It took me a while to come around to Doctor Who. As a kid, I was more terrified than entertained when my older cousins would put it on (I’m still working off the sleep debt I incurred at age eight after watching “The Empty Child”). When my friends all became fans of the show in middle school, I held out, scoffing at its silliness. Only recently have I begun to appreciate its theatrics, its ridiculous aliens, and the crazy lines the actors regularly have to sell. The upshot of all this is that, although I appreciate the Tenth Doctor, David Tennant’s much-loved incarnation of the Time Lord, I have no nostalgia for him whatsoever.
I was accordingly apprehensive about the recently aired 60th anniversary specials. These episodes, where Tennant stars as the Fourteenth Doctor and Catherine Tate reprises her role as companion Donna Noble, seemed like they would lean heavily on viewers’ fond memories of Series Four. There’s nothing wrong with nostalgia bait in itself, especially in episodes meant to celebrate the show’s history. New Doctor Who material is also still being produced, with the Fifteenth Doctor’s run slated to begin on Christmas, so any references to past seasons aren’t a pure cash grab in the manner of a Disney live-action remake. But since some of the show’s previous specials have emphasized spectacle and neglected the substance, I wondered if the return of Tennant and Tate would prove to be these specials’ main attraction, allowing them to get by without introducing any interesting new plot.
It turns out there was no reason to worry. After the slow start that was “The Star Beast,” the remaining episodes dreamed up by returning showrunner Russell T. Davies are everything Doctor Who should be: action-packed, silly, and great fun. “Wild Blue Yonder” is a classic mystery-on-board-a-spaceship story featuring alien monsters who go beyond the show’s typical behind-the-sofa scares into actual horror. Their ability to copy the appearances and memories of Donna and the Doctor makes for some fun mind games, and their failures to achieve human form, which involve plenty of sickening limb contortions, provide fascinating visuals (although today’s school-age Whovians will be losing lots of sleep as a result). The most impressive episode of the trilogy, “The Giggle,” makes efficient use of its runtime to tell an apt if blunt allegory for cultural polarization, give Fourteen his happy ending, and introduce Ncuti Gatwa’s new Doctor. It finds time for plenty of absurd hijinks, too, as only Doctor Who can. What other show on television would ever feature cannibalistic ventriloquist dolls and a climactic game of catch in the same episode?
These storylines were clearly written with care and not sacrificed in favour of nostalgia bait. In fact, I found myself improbably wishing for more callbacks. After taking the unprecedented step of having the Doctor regenerate with the face of a previous iteration, Davies does very little with that development. So many points from Tennant’s last tenure as Doctor could have been further explored here: his radical pacifism, for example, or the fact that he had resolved to start messing with the “fixed points” of history rather than let another person die. Other classic elements are underused, too. Fourteen isn’t as snarky as Ten was, and even the beloved dynamic between Donna and the Doctor—the prospective return of which was a huge draw for audiences—is only at the forefront in “Wild Blue Yonder.”

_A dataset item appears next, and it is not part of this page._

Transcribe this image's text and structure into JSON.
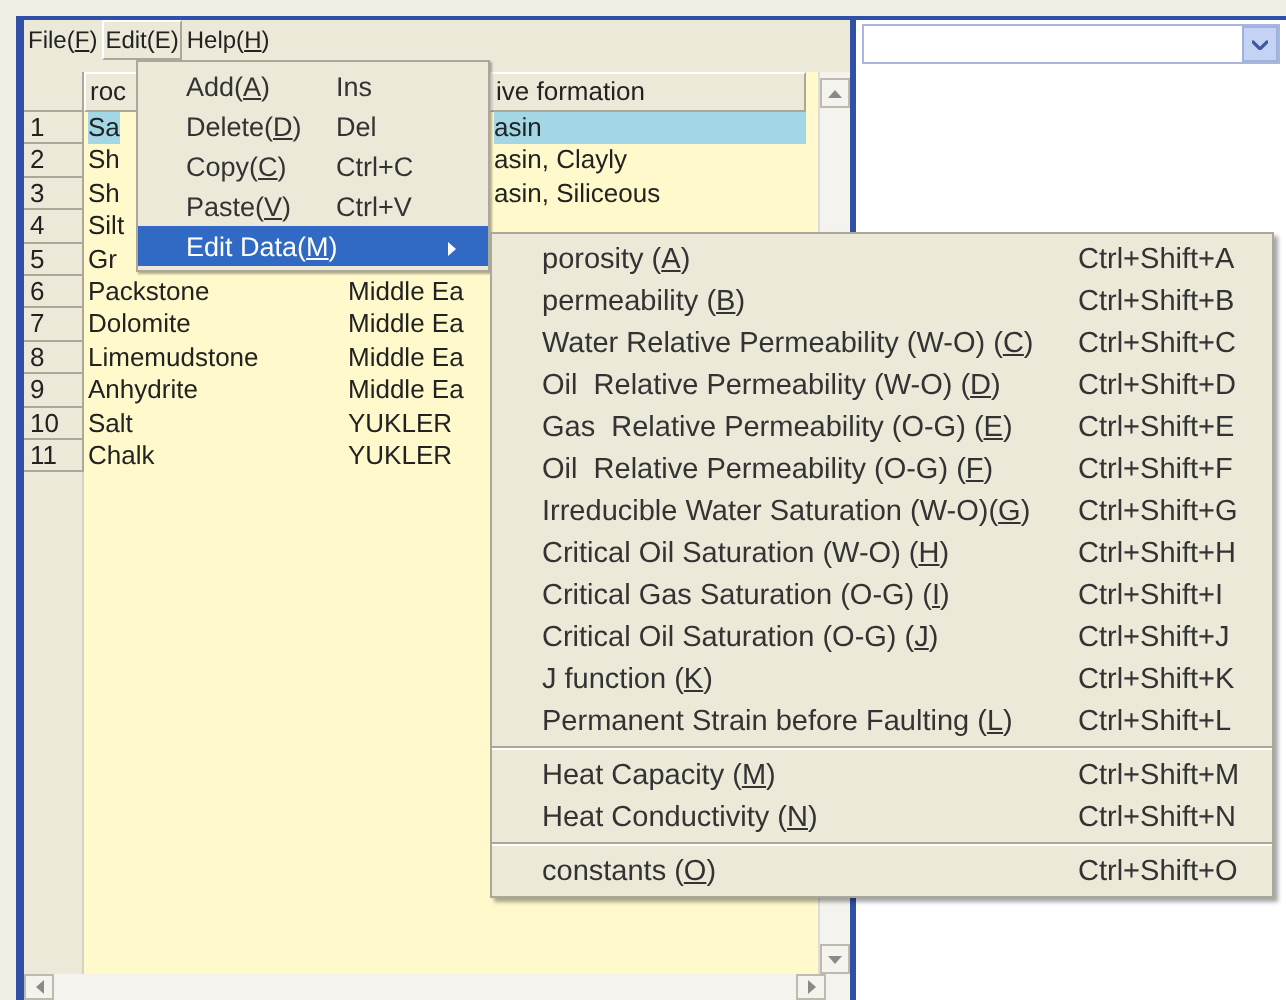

Instead, Donna spends a lot of time lecturing the Doctor on his trauma. She theorizes that his old face has returned so that he can find peace and settle down with her family to heal after all he’s suffered. It’s a sweet idea, but it feels misplaced here since the Fourteenth Doctor doesn’t seem particularly traumatized. He’s weary, sure, but he’s also at a comparatively good point in his sob story of a history: each episode of the specials sees him achieve a pretty unequivocal victory, and the last companion (Series 11-13’s Yaz Khan) didn’t even die. There are countless other points in the show where the Doctor would have been in greater need of a vacation, so it feels odd when so many characters insist that he take one right now.
The complete lack of loss or sacrifice throughout the episodes also means that their conclusion, which is much happier than is usual for Doctor Who, even verges on the saccharine. This run of episodes overall isn’t very good at either developing the Doctor’s character or reusing his established traits, which are the two directions you’d expect a retrospective-leaning program to take. Maybe a fulfilling emotional arc is too much to ask from an already ingenious and tightly-written script.
Judging by the ending of “The Giggle,” which leaves a back door open for David Tennant’s Fourteen to easily return to the show at any time, we’re likely to get the further callbacks I’m wishing for. It will be interesting to see whether Davies plays the Tennant card in the next series, defying the marketing that seems to be portraying Gatwa’s run as a big revamp of Doctor Who. The danger of overindulgent nostalgia is not entirely past, but this run of 60th anniversary specials, at least, has managed to strike an enjoyable balance between the old and the new.